We can all recall from an early age having been reminded to say "Thank you", "Yes please", and "You're welcome". Such phrases comprise a portion of what might be called a transactional cycle of reciprocity. Alongside these admonishments and reminders, we were also reared with clichés like "Money doesn't buy happiness" and "Tis far better to give than to receive". And as adults in our Western consumer society, most of us -- at one time or another -- have ignored these teachings and embarked on personal spending sprees and maxed out a credit card or two, only to discover that the emotional "buy high" is short lived with long-term consequences. As this process generationally repeats with our children and grandchildren, let's revisit the efficacy of these teachings and protests.
Back in September, Live Science reported on a "new study [by] Daniel Kahneman and Angus Deaton of Princeton University ... figuring out whether and how income affected each of the two well-being types: emotional well-being and overall life satisfaction." In analyzing "more than 450,000 responses to the Gallup-Healthways Well-Being Index, a daily survey of 1,000 U.S. residents conducted by the Gallup Organization", they found that while income matters to a point, "beyond an average of $75,000, annual income no longer played a role in boosting how happy a person felt daily." Live Science also found that "these findings agree with a similar analysis of global happiness, in which the wealthiest nations, such as the United States, weren't necessarily the happiest ... the United States came in at No. 26 out of 132 nations on daily happiness." So regardless of the methodology employed, the affirmation that money doesn't buy happiness per se, appears legitimate beyond its intuitive validity.
Deriving happiness and contentment from simply being thankful or grateful, however, may require more convincing. In a deep dive into contemporary research on the benefits of gratitude upon contentment and well being, yesterday's Health Journal in the WSJ offers a great deal of insight. The Journal claims that "according to studies conducted over the past decade ... Adults who frequently feel grateful have more energy, more optimism, more social connections and more happiness than those who do not ... They're also less likely to be depressed, envious, greedy or alcoholics. They earn more money, sleep more soundly, exercise more regularly and have greater resistance to viral infections." These assertions arise from "the 'positive psychology' movement, which focuses on developing strengths rather than alleviating disorders [and that] Cultivating gratitude is also a form of cognitive-behavioral therapy, which holds that changing peoples' thought patterns can dramatically affect their moods."

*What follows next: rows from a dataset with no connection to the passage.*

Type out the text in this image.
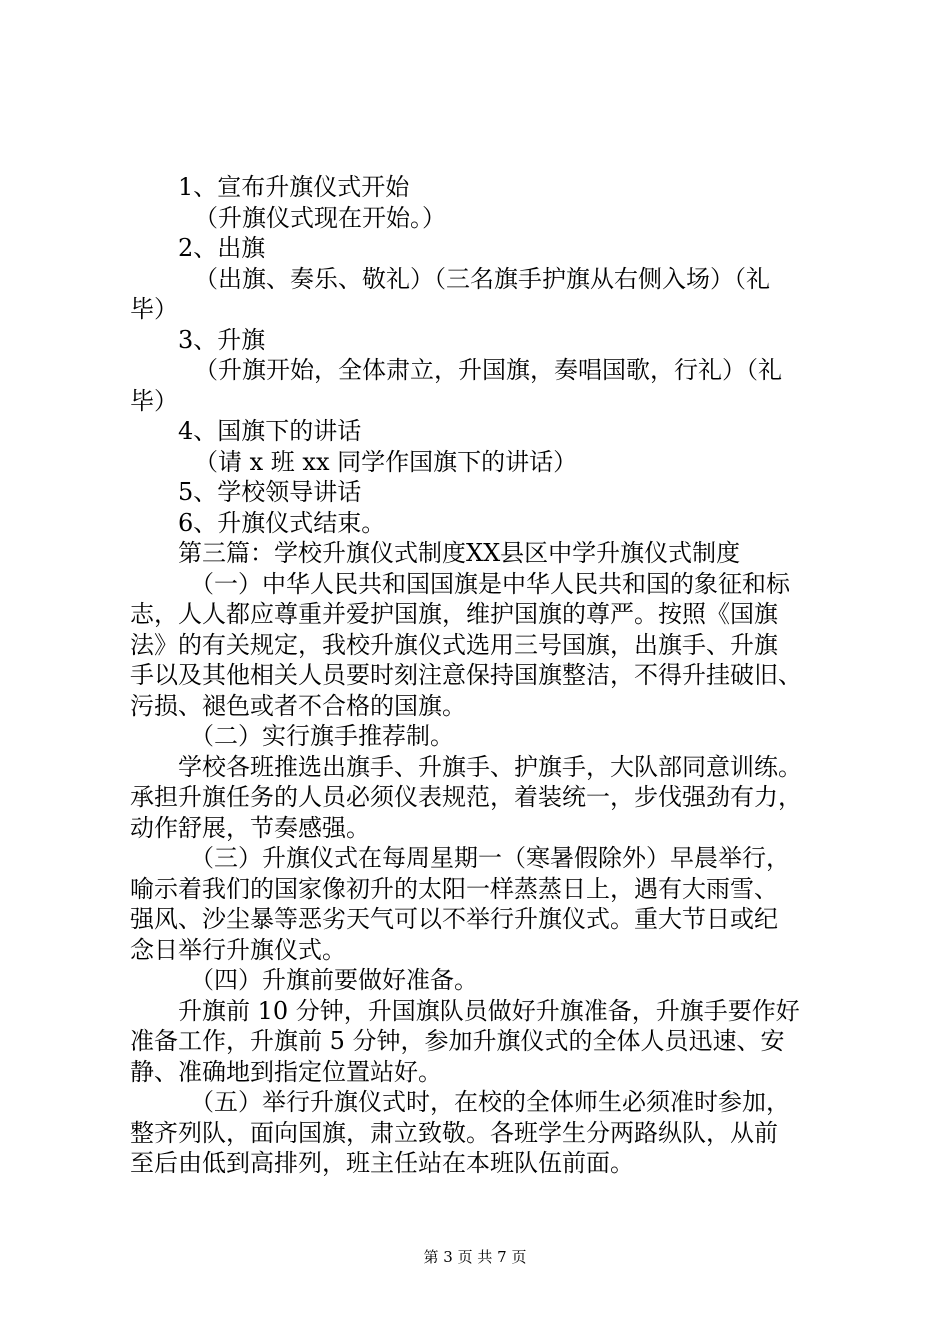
1、宣布升旗仪式开始
（升旗仪式现在开始。）
2、出旗
（出旗、奏乐、敬礼）（三名旗手护旗从右侧入场）（礼
毕）
3、升旗
（升旗开始，全体肃立，升国旗，奏唱国歌，行礼）（礼
毕）
4、国旗下的讲话
（请 x 班 xx 同学作国旗下的讲话）
5、学校领导讲话
6、升旗仪式结束。
第三篇：学校升旗仪式制度XX县区中学升旗仪式制度
（一）中华人民共和国国旗是中华人民共和国的象征和标
志，人人都应尊重并爱护国旗，维护国旗的尊严。按照《国旗
法》的有关规定，我校升旗仪式选用三号国旗，出旗手、升旗
手以及其他相关人员要时刻注意保持国旗整洁，不得升挂破旧、
污损、褪色或者不合格的国旗。
（二）实行旗手推荐制。
学校各班推选出旗手、升旗手、护旗手，大队部同意训练。
承担升旗任务的人员必须仪表规范，着装统一，步伐强劲有力，
动作舒展，节奏感强。
（三）升旗仪式在每周星期一（寒暑假除外）早晨举行，
喻示着我们的国家像初升的太阳一样蒸蒸日上，遇有大雨雪、
强风、沙尘暴等恶劣天气可以不举行升旗仪式。重大节日或纪
念日举行升旗仪式。
（四）升旗前要做好准备。
升旗前 10 分钟，升国旗队员做好升旗准备，升旗手要作好
准备工作，升旗前 5 分钟，参加升旗仪式的全体人员迅速、安
静、准确地到指定位置站好。
（五）举行升旗仪式时，在校的全体师生必须准时参加，
整齐列队，面向国旗，肃立致敬。各班学生分两路纵队，从前
至后由低到高排列，班主任站在本班队伍前面。
第 3 页 共 7 页
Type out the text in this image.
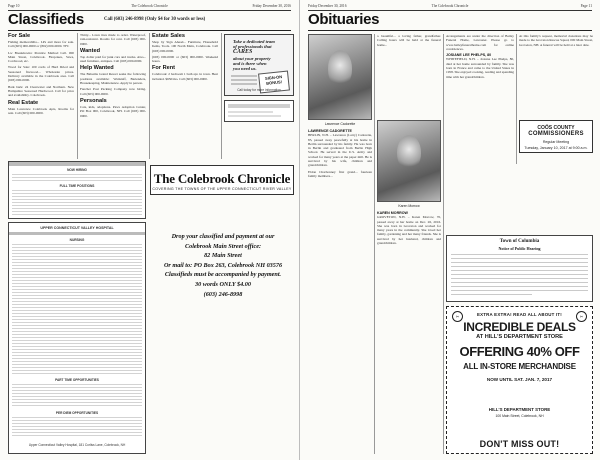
Page 10	The Colebrook Chronicle	Friday December 30, 2016
Classifieds	Call (603) 246-8998 (Only $4 for 30 words or less)

For Sale
Fishing memorabilia... LPs and more for sale. Call (603) 000-0000 or (802) 000-0000. TFC

Lw Breakdowns: Prentice Method Cell. 000 Main Street, Colebrook. Firepokes, Saws, Cordwood, etc.

Wood for Sale: 100 cords of Hard Dried and Seasoned firewood... Wholesale prices. Delivery available in the Colebrook area. Call (603) 000-0000.

Bark bark: 24 Clearwater and Northern. New Hampshire Seasoned Hardwood. Call for price and availability. Colebrook.

Real Estate
Main Lawrence Colebrook Apts, Rooms for rent. Call (603) 000-0000.

Thirty... Lawn tires made to order. Waterproof, rain-resistant. Rooms for rent. Call (603) 000-0000.

Wanted
Top dollar paid for junk cars and trucks. Also... used furniture, antiques. Call (603) 000-0000.

Help Wanted
The Balsams Grand Resort seeks the following positions available: Waitstaff, Bartenders, Housekeeping, Maintenance. Apply in person.

Fancher Post Packing Company now hiring. Call (603) 000-0000.

Personals
Cats, kids, adoptions. Paws Adoption Center, PO Box 000, Colebrook, NH. Call (603) 000-0000.

Estate Sales
Shop by Sign Ahead... Furniture, Household Items, Tools. 100 North Main, Colebrook. Call (603) 000-0000.

(603) 000-0000 or (603) 000-0000. Weekend hours.

For Rent
Colebrook: 2 bedroom 1 bath apt. in town. Heat included. $650/mo. Call (603) 000-0000.

Take a dedicated team
of professionals that
CARES
about your property
and is there when
you need us.
SIGN-ON BONUS!
Call today for more information
NOW HIRING
FULL TIME POSITIONS	The Colebrook Chronicle
COVERING THE TOWNS OF THE UPPER CONNECTICUT RIVER VALLEY
UPPER CONNECTICUT VALLEY HOSPITAL
NURSING
PART TIME OPPORTUNITIES
PER DIEM OPPORTUNITIES
Upper Connecticut Valley Hospital, 181 Corliss Lane, Colebrook, NH
Drop your classified and payment at our
Colebrook Main Street office:
82 Main Street
Or mail to: PO Box 263, Colebrook NH 03576
Classifieds must be accompanied by payment.
30 words ONLY $4.00
(603) 246-8998
Friday December 30, 2016	The Colebrook Chronicle	Page 11
Obituaries
Lawrence Cadorette

LAWRENCE CADORETTE
BERLIN, N.H. – Lawrence (Larry) Cadorette, 85, passed away peacefully at his home in Berlin surrounded by his family. He was born in Berlin and graduated from Berlin High School. He served in the U.S. Army and worked for many years at the paper mill. He is survived by his wife, children and grandchildren.

Eldon Charbonney first grand... fourteen family members...

a beautiful... a loving father, grandfather. Calling hours will be held at the funeral home...

Karen Morrow

KAREN MORROW
GROVETON, N.H. – Karen Morrow, 70, passed away at her home on Dec. 26, 2016. She was born in Groveton and worked for many years in the community. She loved her family, gardening and her many friends. She is survived by her husband, children and grandchildren.

Arrangements are under the direction of Bailey Funeral Home, Lancaster. Please go to www.baileyfuneralhome.com for online condolences.

JOSIANE LEE PHELPS, 80
WHITEFIELD, N.H. – Josiane Lee Phelps, 80, died at her home surrounded by family. She was born in France and came to the United States in 1958. She enjoyed cooking, reading and spending time with her grandchildren.

At this family's request, memorial donations may be made to the Groveton Rescue Squad, 000 Main Street, Groveton, NH. A funeral will be held at a later date.

COÖS COUNTY
COMMISSIONERS
Regular Meeting
Tuesday, January 10, 2017 at 9:00 a.m.
Town of Columbia
Notice of Public Hearing
✂	✂
EXTRA EXTRA! READ ALL ABOUT IT!
INCREDIBLE DEALS
AT HILL'S DEPARTMENT STORE
OFFERING 40% OFF
ALL IN-STORE MERCHANDISE
NOW UNTIL SAT. JAN. 7, 2017
HILL'S DEPARTMENT STORE
100 Main Street, Colebrook, NH
DON'T MISS OUT!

While our elders may not have had source references for imploring us to be grateful as kids, we now do. To wit, "researchers are finding that gratitude brings similar benefits in children and adolescents. Kids who feel and act grateful tend to be less materialistic, get better grades, set higher goals, complain of fewer headaches and stomach aches and feel more satisfied with their friends, families and schools than those who don't ..." Jeffrey J. Froh, an assistant professor of psychology at Hofstra University in Hempstead, N.Y. "and colleagues surveyed 1,035 high-school students and found that the most grateful had more friends and higher GPAs, while the most materialistic had lower grades, higher levels of envy and less satisfaction with life."
Some of what we were told to do as kids surely sank-in, but directives aren't interactive and definitely fall short. This Thanksgiving, despite our slow economic recovery and inevitable problems of life, let's all consider role modeling for our children and others, some heartfelt gratitude for those who have changed our lives for the better and everything else for which we can be truly grateful. It will likely induce a positive return on contentment for all.